Spectrum Telecoms is an independent business connectivity provider, supplying a range of business IP and communications services.

Company Overview 
Spectrum Telecoms is the trading name for Spectrum Telecommunications Ltd. Spectrum was founded by Simon Holt in 1996. The company was created with the aim of providing traditional fixed line services, account management and systems. By building a network of supplier partnerships the business grew into inbound, outbound, mobile and data networks .

In 2013, the company moved from Barton-under-Needwood into larger premises, located on the Centrum 100 Business Park, Burton upon Trent.

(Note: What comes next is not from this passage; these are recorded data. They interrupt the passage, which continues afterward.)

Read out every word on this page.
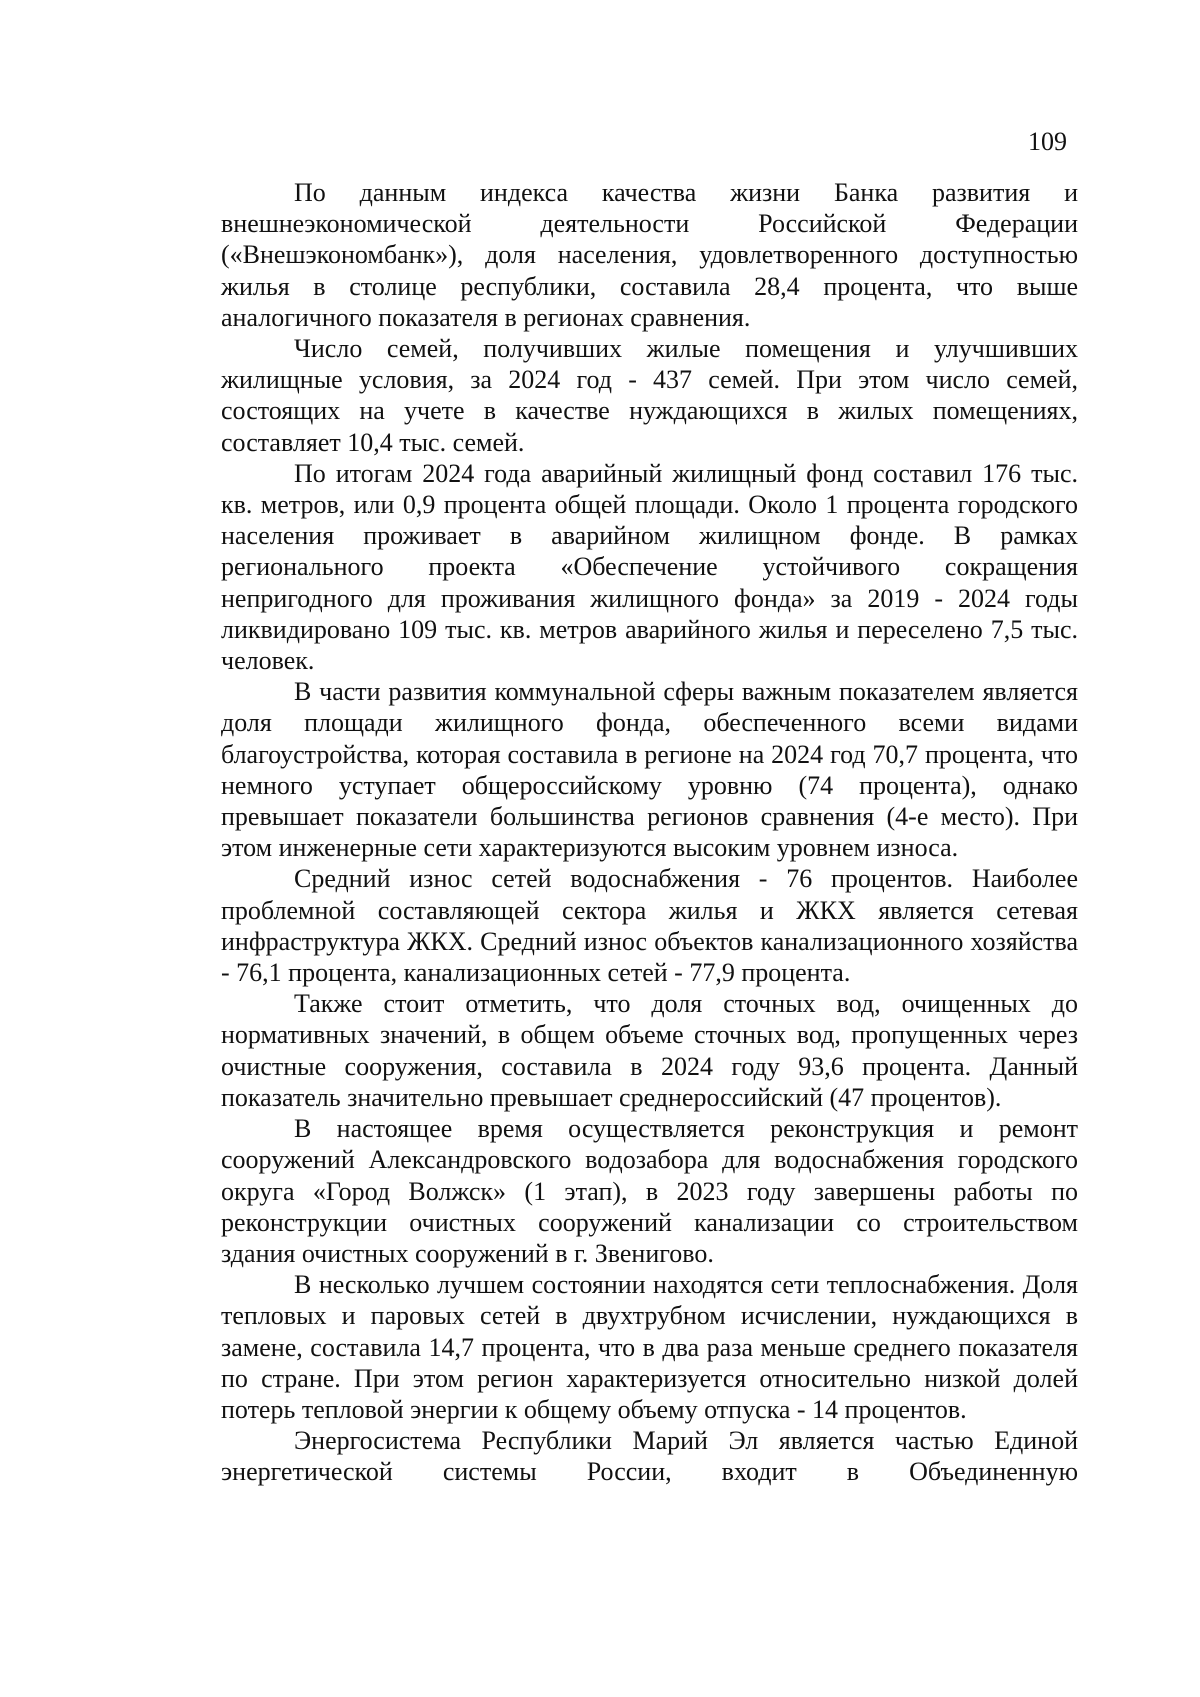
109

По данным индекса качества жизни Банка развития и внешнеэкономической деятельности Российской Федерации («Внешэкономбанк»), доля населения, удовлетворенного доступностью жилья в столице республики, составила 28,4 процента, что выше аналогичного показателя в регионах сравнения.

Число семей, получивших жилые помещения и улучшивших жилищные условия, за 2024 год - 437 семей. При этом число семей, состоящих на учете в качестве нуждающихся в жилых помещениях, составляет 10,4 тыс. семей.

По итогам 2024 года аварийный жилищный фонд составил 176 тыс. кв. метров, или 0,9 процента общей площади. Около 1 процента городского населения проживает в аварийном жилищном фонде. В рамках регионального проекта «Обеспечение устойчивого сокращения непригодного для проживания жилищного фонда» за 2019 - 2024 годы ликвидировано 109 тыс. кв. метров аварийного жилья и переселено 7,5 тыс. человек.

В части развития коммунальной сферы важным показателем является доля площади жилищного фонда, обеспеченного всеми видами благоустройства, которая составила в регионе на 2024 год 70,7 процента, что немного уступает общероссийскому уровню (74 процента), однако превышает показатели большинства регионов сравнения (4-е место). При этом инженерные сети характеризуются высоким уровнем износа.

Средний износ сетей водоснабжения - 76 процентов. Наиболее проблемной составляющей сектора жилья и ЖКХ является сетевая инфраструктура ЖКХ. Средний износ объектов канализационного хозяйства - 76,1 процента, канализационных сетей - 77,9 процента.

Также стоит отметить, что доля сточных вод, очищенных до нормативных значений, в общем объеме сточных вод, пропущенных через очистные сооружения, составила в 2024 году 93,6 процента. Данный показатель значительно превышает среднероссийский (47 процентов).

В настоящее время осуществляется реконструкция и ремонт сооружений Александровского водозабора для водоснабжения городского округа «Город Волжск» (1 этап), в 2023 году завершены работы по реконструкции очистных сооружений канализации со строительством здания очистных сооружений в г. Звенигово.

В несколько лучшем состоянии находятся сети теплоснабжения. Доля тепловых и паровых сетей в двухтрубном исчислении, нуждающихся в замене, составила 14,7 процента, что в два раза меньше среднего показателя по стране. При этом регион характеризуется относительно низкой долей потерь тепловой энергии к общему объему отпуска - 14 процентов.

Энергосистема Республики Марий Эл является частью Единой энергетической системы России, входит в Объединенную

In  December 2013, the company became an authorised supplier for Connection Vouchers. The Scheme is managed by Broadband Delivery UK (BDUK), a unit within the Department for Culture, Media and Sport.

Products & Services 
Spectrum Telecoms provides products and services in 5 main categories:

 Unified communications
 Managed private networks
 Cloud and hosted services
 Enterprise mobility
 Network security

PR & Social Responsibility 
Spectrum's Director Jenny Lee Holt judged the 2016 finals of the West Midlands Young Enterprise Company of the Year, held at the Lichfield Garrick Theatre. The award was won by the Students of Alleyne's High School in Staffordshire.